The effects of the 5-hydroxytryptamine1A agonists, 8-OH-DPAT, buspirone and flesinoxan, on the delayed hyperactivity and on the ensuing neuronal degeneration induced by transient global cerebral ischaemia, were studied. In normothermic, male Mongolian gerbils, subjected to 3 min bilateral carotid artery ligation, the locomotor activity was measured 1 day after ischaemia. The neuronal damage was quantified 7 days later using an image analysis system. Buspirone (3 and 10 mg/kg, i.p.) and flesinoxan (1 and 3 mg/kg, i.p.), administered twice a day for 3 days both in pre- and post-ischaemic conditions, failed to significantly protect the CA1 zone of the hippocampus against neuronal damage. In contrast, 8-OH-DPat (1 and 3 mg/kg, i.p.) significantly reduced the neuronal degeneration. All compounds abolished the hyperactivity but there was no correlation between this parameter and the extent of the reduction in neuronal damage. The ineffectiveness of buspirone and flesinoxan was not the result of too low a dose - as evidenced by the complete inhibition of hyperactivity with both compounds and by the appearance of a serotonin behavior syndrome with flesinoxan - but is possibly related to a partial agonist activity at the 5-hydroxytryptamine1A receptor, as reported for buspirone. Further studies are necessary to explain the differences between these agonists.
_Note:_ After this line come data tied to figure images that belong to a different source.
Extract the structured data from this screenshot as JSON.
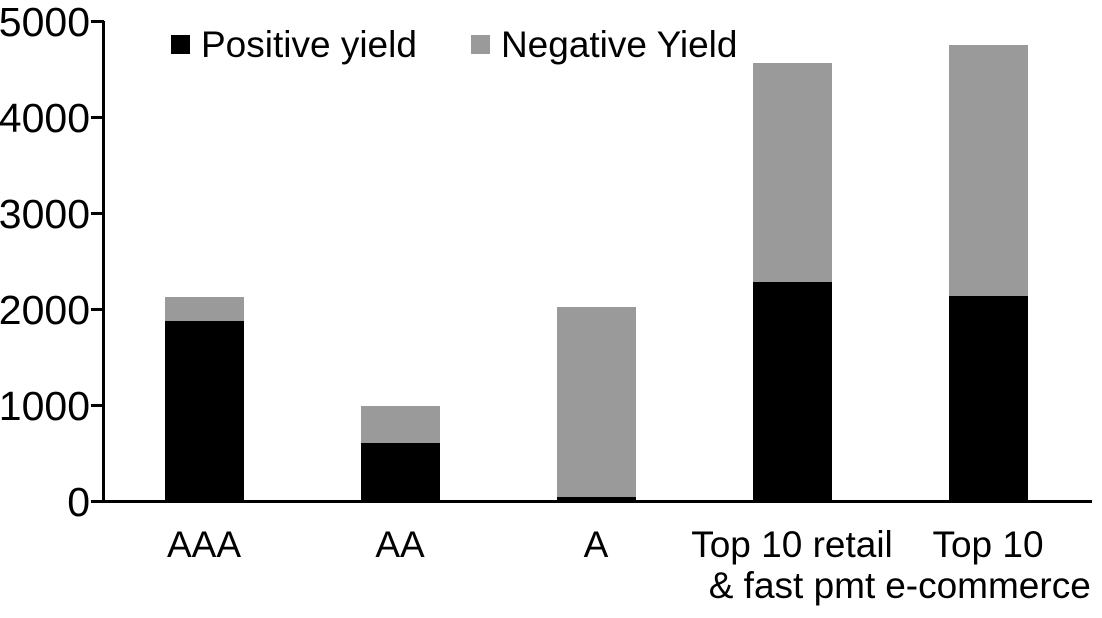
{
  "chart_data": {
    "type": "bar",
    "stacked": true,
    "title": "",
    "xlabel": "",
    "ylabel": "",
    "grid": false,
    "legend_position": "top",
    "categories": [
      "AAA",
      "AA",
      "A",
      "Top 10 retail\n& fast pmt",
      "Top 10\ne-commerce"
    ],
    "series": [
      {
        "name": "Positive yield",
        "color": "#000000",
        "values": [
          1880,
          600,
          40,
          2280,
          2140
        ]
      },
      {
        "name": "Negative Yield",
        "color": "#9A9A9A",
        "values": [
          240,
          390,
          1980,
          2280,
          2610
        ]
      }
    ],
    "totals": [
      2120,
      990,
      2020,
      4560,
      4750
    ],
    "ylim": [
      0,
      5000
    ],
    "yticks": [
      0,
      1000,
      2000,
      3000,
      4000,
      5000
    ]
  },
  "colors": {
    "background": "#FFFFFF",
    "axis": "#000000",
    "positive_series": "#000000",
    "negative_series": "#9A9A9A"
  }
}
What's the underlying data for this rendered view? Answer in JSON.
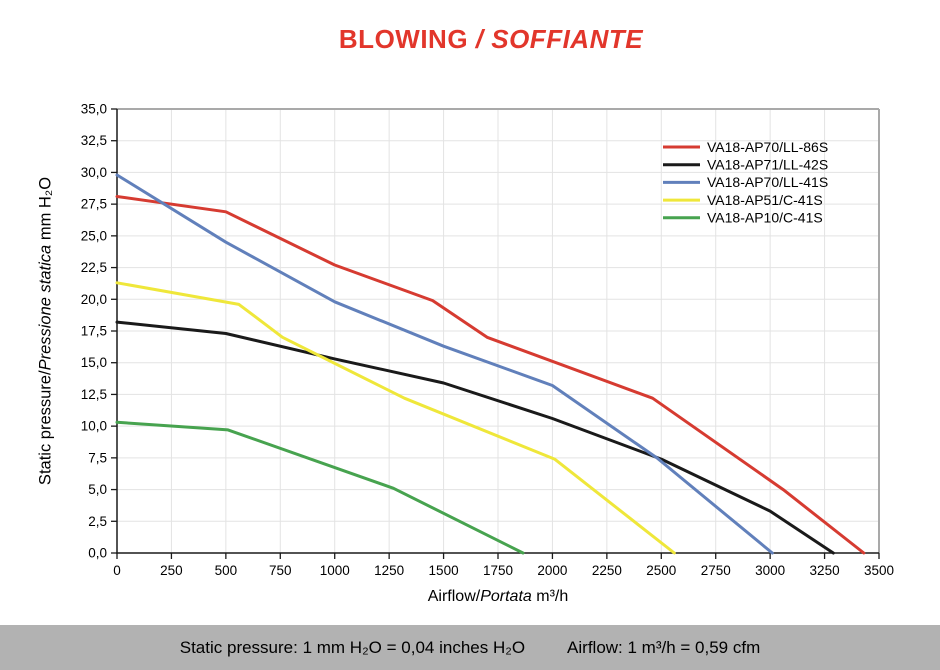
{
  "title": {
    "text_bold": "BLOWING",
    "text_italic": "/ SOFFIANTE",
    "color": "#e2362b"
  },
  "chart_data": {
    "type": "line",
    "title": "BLOWING / SOFFIANTE",
    "grid": true,
    "legend_position": "top-right",
    "x_axis": {
      "label_regular": "Airflow/",
      "label_italic": "Portata",
      "label_unit": " m³/h",
      "min": 0,
      "max": 3500,
      "tick_step": 250,
      "ticks": [
        0,
        250,
        500,
        750,
        1000,
        1250,
        1500,
        1750,
        2000,
        2250,
        2500,
        2750,
        3000,
        3250,
        3500
      ]
    },
    "y_axis": {
      "label_regular": "Static pressure/",
      "label_italic": "Pressione statica",
      "label_unit": " mm H₂O",
      "min": 0,
      "max": 35,
      "tick_step": 2.5,
      "ticks": [
        0,
        2.5,
        5,
        7.5,
        10,
        12.5,
        15,
        17.5,
        20,
        22.5,
        25,
        27.5,
        30,
        32.5,
        35
      ],
      "tick_labels": [
        "0,0",
        "2,5",
        "5,0",
        "7,5",
        "10,0",
        "12,5",
        "15,0",
        "17,5",
        "20,0",
        "22,5",
        "25,0",
        "27,5",
        "30,0",
        "32,5",
        "35,0"
      ]
    },
    "series": [
      {
        "name": "VA18-AP70/LL-86S",
        "color": "#d63b31",
        "points": [
          [
            0,
            28.1
          ],
          [
            500,
            26.9
          ],
          [
            1000,
            22.7
          ],
          [
            1450,
            19.9
          ],
          [
            1700,
            17.0
          ],
          [
            2460,
            12.2
          ],
          [
            3060,
            5.0
          ],
          [
            3430,
            0
          ]
        ]
      },
      {
        "name": "VA18-AP71/LL-42S",
        "color": "#1a1a1a",
        "points": [
          [
            0,
            18.2
          ],
          [
            500,
            17.3
          ],
          [
            1000,
            15.3
          ],
          [
            1500,
            13.4
          ],
          [
            2000,
            10.6
          ],
          [
            2500,
            7.4
          ],
          [
            3000,
            3.3
          ],
          [
            3290,
            0
          ]
        ]
      },
      {
        "name": "VA18-AP70/LL-41S",
        "color": "#6180bb",
        "points": [
          [
            0,
            29.8
          ],
          [
            500,
            24.5
          ],
          [
            1000,
            19.8
          ],
          [
            1500,
            16.3
          ],
          [
            2000,
            13.2
          ],
          [
            2480,
            7.5
          ],
          [
            3010,
            0
          ]
        ]
      },
      {
        "name": "VA18-AP51/C-41S",
        "color": "#efe73a",
        "points": [
          [
            0,
            21.3
          ],
          [
            560,
            19.6
          ],
          [
            760,
            17.0
          ],
          [
            1320,
            12.2
          ],
          [
            2010,
            7.4
          ],
          [
            2560,
            0
          ]
        ]
      },
      {
        "name": "VA18-AP10/C-41S",
        "color": "#47a34f",
        "points": [
          [
            0,
            10.3
          ],
          [
            510,
            9.7
          ],
          [
            1270,
            5.1
          ],
          [
            1865,
            0
          ]
        ]
      }
    ],
    "styles": {
      "grid_color": "#e3e3e3",
      "border_color": "#a9a9a9",
      "axis_color": "#1a1a1a",
      "tick_label_size": 13.5,
      "legend_label_size": 14
    }
  },
  "footer": {
    "background": "#b2b2b2",
    "text_left": "Static pressure: 1 mm H₂O = 0,04 inches H₂O",
    "text_right": "Airflow: 1 m³/h = 0,59 cfm"
  }
}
研究了5-羟色胺1A激动剂8-羟基二苯丙胺(8-OH-DPAT)、丁螺环酮和氟司必林对短暂性全脑缺血诱导的延迟性多动及随后的神经元变性的影响。在常温下,对雄性蒙古沙鼠进行3分钟双侧颈动脉结扎,缺血1天后测量其运动活性。7天后使用图像分析系统对神经元损伤进行量化。丁螺环酮(3和10毫克/千克,腹腔注射)和氟司必林(1和3毫克/千克,腹腔注射),在缺血前后均每天给药2次,持续3天,未能显著保护海马体CA1区免受神经元损伤。相比之下,8-OH-DPAT(1和3毫克/千克,腹腔注射)显著减少了神经元变性。所有化合物均消除了多动,但该参数与神经元损伤减少程度之间没有相关性。丁螺环酮和氟司必林无效并非剂量过低所致——这两种化合物对多动的完全抑制以及氟司必林出现5-羟色胺行为综合征证明了这一点——但可能与5-羟色胺1A受体的部分激动剂活性有关,如丁螺环酮所报道的那样。需要进一步研究来解释这些激动剂之间的差异。